遊女が抜け出せるのは「年季明け」か「身請け」

 そして、今回の放送では、瀬川(花の井)がいざ鳥山検校(とりやま けんぎょう)に身請けされると聞くと、蔦重は自身の気持ちに気づくことになった。

「身請け」とは、遊女の負債や身の代金を支払って、身柄を引き取ることをいう。鳥山検校は1400両(現在の紙幣価値で1億4000万円相当)の額を提示したというから、とんでもない大盤振る舞いである。

 到底、蔦重に太刀打ちできそうにもないが、瀬川に「俺がお前を幸せにしてえの! だから行かねえでくれ、頼む」と猛烈にアプローチした。

『べらぼう』で蔦屋重三郎役を熱演する横浜流星さん(右端)と花の井(5代目瀬川)役の小芝風花さん『べらぼう』で蔦屋重三郎役を熱演する横浜流星さん(右端)と花の井(5代目瀬川)役の小芝風花さん(写真:共同通信社)

 前回放送では、平賀源内に「女郎には死んでも手出しちゃなんねえって叩き込まれますし。誰かをてめえのもんにするとか、考えたこたねえっすね」と語っていたことを思うと、蔦重にとっては初めて抱いた恋心であり、自分でも制御できなかったのだろう。こんな提案をしている。

「年季明けには請け出す、必ず」

 借金の状況によって例外はあったが、原則的には吉原の遊女は「年季10年、27歳まで」と決められていた。鳥山検校のように財力で身請けできない蔦重は「年季明けまで待ってほしい」と、瀬川に伝えたのである。

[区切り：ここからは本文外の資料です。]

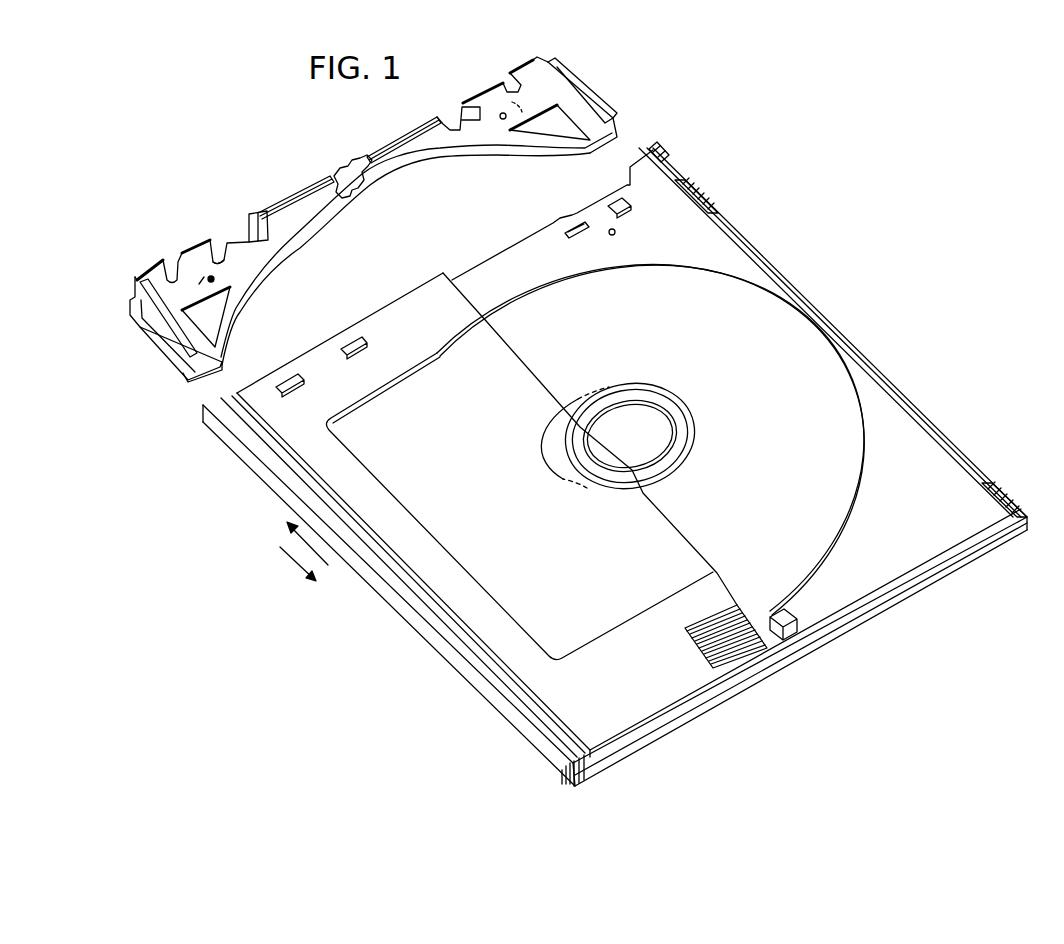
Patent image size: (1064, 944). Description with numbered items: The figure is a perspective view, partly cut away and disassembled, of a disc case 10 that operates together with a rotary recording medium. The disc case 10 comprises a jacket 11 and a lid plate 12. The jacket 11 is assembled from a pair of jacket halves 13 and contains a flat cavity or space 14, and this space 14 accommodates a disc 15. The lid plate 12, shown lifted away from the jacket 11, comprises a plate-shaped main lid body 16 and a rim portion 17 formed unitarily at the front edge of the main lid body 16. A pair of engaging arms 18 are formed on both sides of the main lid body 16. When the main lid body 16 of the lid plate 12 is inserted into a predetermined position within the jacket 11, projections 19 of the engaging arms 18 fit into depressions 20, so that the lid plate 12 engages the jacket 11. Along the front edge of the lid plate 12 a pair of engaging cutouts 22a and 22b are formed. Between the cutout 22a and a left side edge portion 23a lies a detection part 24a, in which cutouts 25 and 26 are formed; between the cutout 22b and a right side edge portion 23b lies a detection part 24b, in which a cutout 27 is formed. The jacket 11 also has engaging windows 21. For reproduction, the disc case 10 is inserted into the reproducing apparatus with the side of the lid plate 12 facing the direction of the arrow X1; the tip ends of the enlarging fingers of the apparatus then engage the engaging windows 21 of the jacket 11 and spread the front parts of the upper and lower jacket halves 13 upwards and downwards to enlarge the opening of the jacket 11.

The disc case 10 is at (710, 146).
The jacket 11 is at (420, 638).
The lid plate 12 is at (283, 197).
The jacket halves 13 is at (928, 577).
The flat cavity or space 14 is at (934, 446).
The disc 15 is at (862, 443).
The main lid body 16 is at (448, 146).
The rim portion 17 is at (400, 132).
The engaging arms 18 is at (158, 350).
The projections 19 is at (135, 325).
The depressions 20 is at (682, 165).
The engaging windows 21 is at (350, 344).
The engaging cutout 22a is at (238, 247).
The engaging cutout 22b is at (455, 128).
The left side edge portion 23a is at (137, 287).
The right side edge portion 23b is at (533, 60).
The detection part 24a is at (212, 229).
The detection part 24b is at (523, 55).
The cutout 25 is at (197, 283).
The cutout 26 is at (220, 262).
The cutout 27 is at (503, 92).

 しかし、史実において瀬川は鳥山検校に身請けされている。ドラマのストーリー上は、蔦重に諦めさせる必要がある。そこで瀬川を抱える女郎屋「松葉屋」の松葉屋半左衛門といねが動く。2人としては、何としても瀬川の身請け話を決めて、大金を手にしたいと考えた。

 半左衛門は昼過ぎに蔦重を呼び出すと、あえて、瀬川が客を取らされている最中にふすまをあけて、蔦重に見せつけたのである。そして蔦重にこう言い放った。

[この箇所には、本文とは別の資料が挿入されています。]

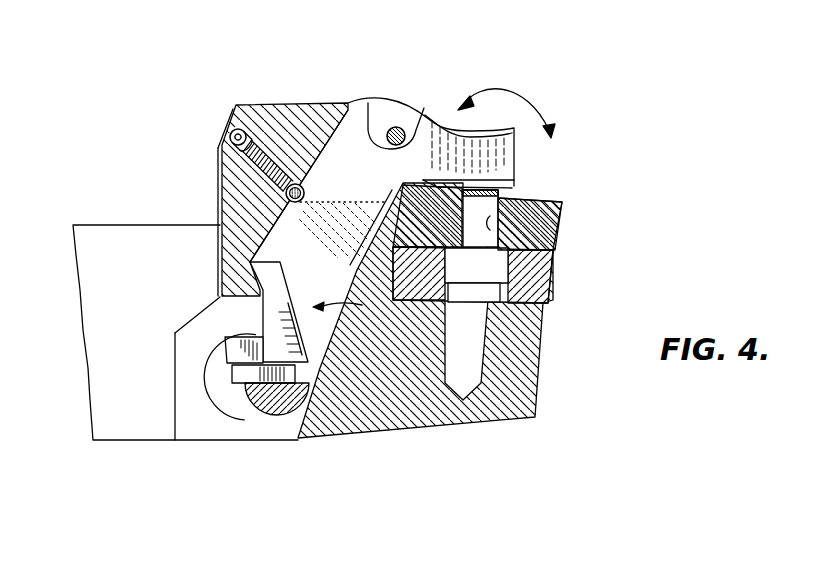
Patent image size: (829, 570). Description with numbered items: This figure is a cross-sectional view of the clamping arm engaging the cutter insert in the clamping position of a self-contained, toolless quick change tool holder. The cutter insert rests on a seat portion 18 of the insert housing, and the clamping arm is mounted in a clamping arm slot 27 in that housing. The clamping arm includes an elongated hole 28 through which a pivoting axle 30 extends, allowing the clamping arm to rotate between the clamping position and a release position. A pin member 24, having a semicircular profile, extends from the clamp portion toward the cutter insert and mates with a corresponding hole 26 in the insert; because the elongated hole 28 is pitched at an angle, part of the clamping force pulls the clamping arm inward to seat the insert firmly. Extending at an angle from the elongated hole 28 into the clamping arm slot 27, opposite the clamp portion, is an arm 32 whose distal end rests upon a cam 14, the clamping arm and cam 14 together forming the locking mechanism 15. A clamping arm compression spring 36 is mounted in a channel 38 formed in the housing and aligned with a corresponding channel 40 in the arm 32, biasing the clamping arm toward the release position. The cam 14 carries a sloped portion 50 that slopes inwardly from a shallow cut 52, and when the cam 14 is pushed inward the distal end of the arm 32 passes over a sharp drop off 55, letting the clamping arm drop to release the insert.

The cam 14 is at (202, 440).
The locking mechanism 15 is at (360, 438).
The seat portion 18 is at (557, 272).
The pin member 24 is at (518, 182).
The hole 26 is at (563, 215).
The clamping arm slot 27 is at (380, 148).
The elongated hole 28 is at (424, 186).
The pivoting axle 30 is at (395, 127).
The arm 32 is at (275, 318).
The clamping arm compression spring 36 is at (253, 192).
The channel 38 is at (267, 136).
The channel 40 is at (223, 293).
The sloped portion 50 is at (213, 382).
The shallow cut 52 is at (225, 336).
The sharp drop off 55 is at (247, 375).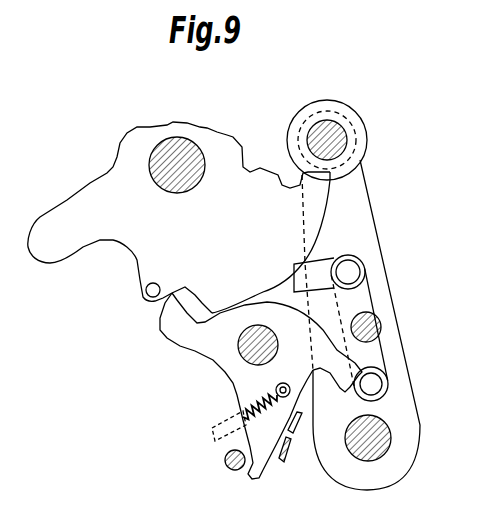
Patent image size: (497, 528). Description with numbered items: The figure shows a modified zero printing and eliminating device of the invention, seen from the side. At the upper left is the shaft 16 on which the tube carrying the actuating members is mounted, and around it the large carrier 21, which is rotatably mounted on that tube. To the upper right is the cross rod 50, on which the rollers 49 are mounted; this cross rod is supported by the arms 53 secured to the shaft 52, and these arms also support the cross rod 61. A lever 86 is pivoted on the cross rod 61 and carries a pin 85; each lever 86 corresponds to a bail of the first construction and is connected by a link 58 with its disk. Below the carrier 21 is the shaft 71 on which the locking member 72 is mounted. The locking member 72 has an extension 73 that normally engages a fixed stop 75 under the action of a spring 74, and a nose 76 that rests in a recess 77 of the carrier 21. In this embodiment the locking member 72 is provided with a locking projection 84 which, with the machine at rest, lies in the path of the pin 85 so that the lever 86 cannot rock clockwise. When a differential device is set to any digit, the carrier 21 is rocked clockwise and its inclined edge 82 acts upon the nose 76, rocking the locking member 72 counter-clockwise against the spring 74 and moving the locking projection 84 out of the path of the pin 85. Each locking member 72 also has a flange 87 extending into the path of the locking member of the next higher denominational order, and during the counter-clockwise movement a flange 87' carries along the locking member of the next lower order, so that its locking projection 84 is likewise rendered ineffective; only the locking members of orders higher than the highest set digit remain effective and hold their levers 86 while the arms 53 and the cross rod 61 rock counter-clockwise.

「どれだけ飾り立って、これが瀬川の務めよ。年に2日の休みを除いて、ほぼ毎日がこれだ。この先、どう考えってか知らねえけど、おまえさんはこれを、年季明けまで瀬川にずっとやらせるのかい」

 頭で理解していることと、実際に目の当たりにするのとでは、わけが違う。自分が心からほれて大切に思う相手ならば、こんな状況からは一刻も早く解放してやりたいと思うのが、当然だろう。

 今回の大河ドラマの評判として、「家族で見られない」「なぜあえてこのテーマにしたのか」という声もよく耳にする。制作側としては、そういった反応も想定内なのだろう。物議を醸しても、遊郭・吉原であった悲喜こもごもを描き切る――。初回に次いで、今回もそんな制作側の覚悟が伝わる放送となった。

 瀬川の運命とともに、吉原で働く人々がどうなっていくのか。引き続き見守っていきたい。